Michael Hickerson of Slice of SciFi ranked "Kobol's Last Gleaming" as the series's fourth best episode. Kelly Woo of TV Squad ranked Part 2 second best, writing, "Jaw, floor. Enough said." John Kubicek of BuddyTV ranked Part 2 as the 12th best episode, calling Six and Starbuck's fight scene "one of the best and sexiest fight scenes in the history of television." Eric Goldman of IGN ranked Boomer shooting Adama #6 on his list of the series's top 20 storylines and moments. The twist where Boomer is revealed to be a Cylon was listed at number 98 as part of the "Top 100 Most Unexpected Moments in TV History" by TV Guide and TV Land in December 2005.

==Series context==
- The conflict between Adama and Roslin in "Kobol's Last Gleaming" is the culmination of tension that has been building since they forged their power-sharing arrangement. Although they have developed a degree of mutual respect, their different priorities make a confrontation inevitable, in Moore's view.
- Adama does not return to command until the fifth episode of the second season, "The Farm". He and Roslin do not reconcile until two episodes later, in "Home, Part 2".
- Crashdown is the ranking officer among the survivors of the Raptor crash, but several of the character's actions are intended to cause the audience to question his leadership. His decisions in the first three episodes of the second season bring him into conflict with the other survivors, especially Tyrol.
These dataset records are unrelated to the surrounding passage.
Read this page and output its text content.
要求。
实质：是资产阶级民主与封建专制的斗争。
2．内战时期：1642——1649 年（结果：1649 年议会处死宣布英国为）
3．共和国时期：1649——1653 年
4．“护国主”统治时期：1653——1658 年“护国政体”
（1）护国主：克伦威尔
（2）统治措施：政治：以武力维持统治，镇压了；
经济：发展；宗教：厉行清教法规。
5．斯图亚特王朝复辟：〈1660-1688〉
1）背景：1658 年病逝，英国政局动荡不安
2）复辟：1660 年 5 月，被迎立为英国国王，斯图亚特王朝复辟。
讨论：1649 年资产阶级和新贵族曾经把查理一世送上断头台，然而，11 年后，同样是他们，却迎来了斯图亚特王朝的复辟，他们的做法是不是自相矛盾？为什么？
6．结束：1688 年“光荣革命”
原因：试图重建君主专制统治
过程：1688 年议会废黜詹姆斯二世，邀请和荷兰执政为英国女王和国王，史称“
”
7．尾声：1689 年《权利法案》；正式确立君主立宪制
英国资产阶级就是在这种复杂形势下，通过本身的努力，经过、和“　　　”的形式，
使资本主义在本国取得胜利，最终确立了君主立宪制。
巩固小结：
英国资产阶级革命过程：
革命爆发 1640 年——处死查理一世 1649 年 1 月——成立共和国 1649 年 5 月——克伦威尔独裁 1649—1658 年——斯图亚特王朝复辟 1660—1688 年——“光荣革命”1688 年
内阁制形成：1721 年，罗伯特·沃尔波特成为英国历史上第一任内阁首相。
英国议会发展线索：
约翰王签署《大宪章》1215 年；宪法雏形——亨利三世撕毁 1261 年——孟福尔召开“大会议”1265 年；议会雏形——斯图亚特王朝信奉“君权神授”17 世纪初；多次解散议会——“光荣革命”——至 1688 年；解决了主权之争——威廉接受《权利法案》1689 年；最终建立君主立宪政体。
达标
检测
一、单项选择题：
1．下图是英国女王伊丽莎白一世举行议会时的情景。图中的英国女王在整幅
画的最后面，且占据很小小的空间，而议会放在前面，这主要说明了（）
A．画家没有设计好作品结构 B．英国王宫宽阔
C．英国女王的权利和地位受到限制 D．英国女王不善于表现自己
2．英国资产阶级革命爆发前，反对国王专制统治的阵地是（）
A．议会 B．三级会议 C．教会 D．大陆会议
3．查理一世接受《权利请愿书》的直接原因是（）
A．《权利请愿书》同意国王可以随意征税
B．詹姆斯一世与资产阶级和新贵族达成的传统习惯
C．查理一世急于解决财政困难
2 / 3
- According to Moore, the Caprica storyline of the first season builds to the revelation of Caprica-Boomer's pregnancy in "Kobol's Last Gleaming". In his podcast commentary for "Kobol's Last Gleaming", Moore said why the Cylons were so interested in getting Caprica-Boomer pregnant would be answered in the second season. In the second-season episode "The Farm", Caprica-Boomer explains that "be fruitful" is one of the Cylon God's commandments.
- In "Flesh and Bone", Leoben Conoy prophesied that the human fleet would find Kobol.
- In season 3, D'Anna Biers has a sequence of visions of the Opera House, culminating with a vision of the Final Five Cylons in the episode "The Eye of Jupiter". Roslin, Athena, and Caprica Six begin sharing visions of Athena's daughter Hera in the Opera House in the third-season finale, "Crossroads". The Opera House's true meaning is revealed in the series finale, "Daybreak".
- In the following episode, "Scattered", the cradle in the Opera House is revealed to contain a baby girl, whom Head Six describes as her child with Baltar.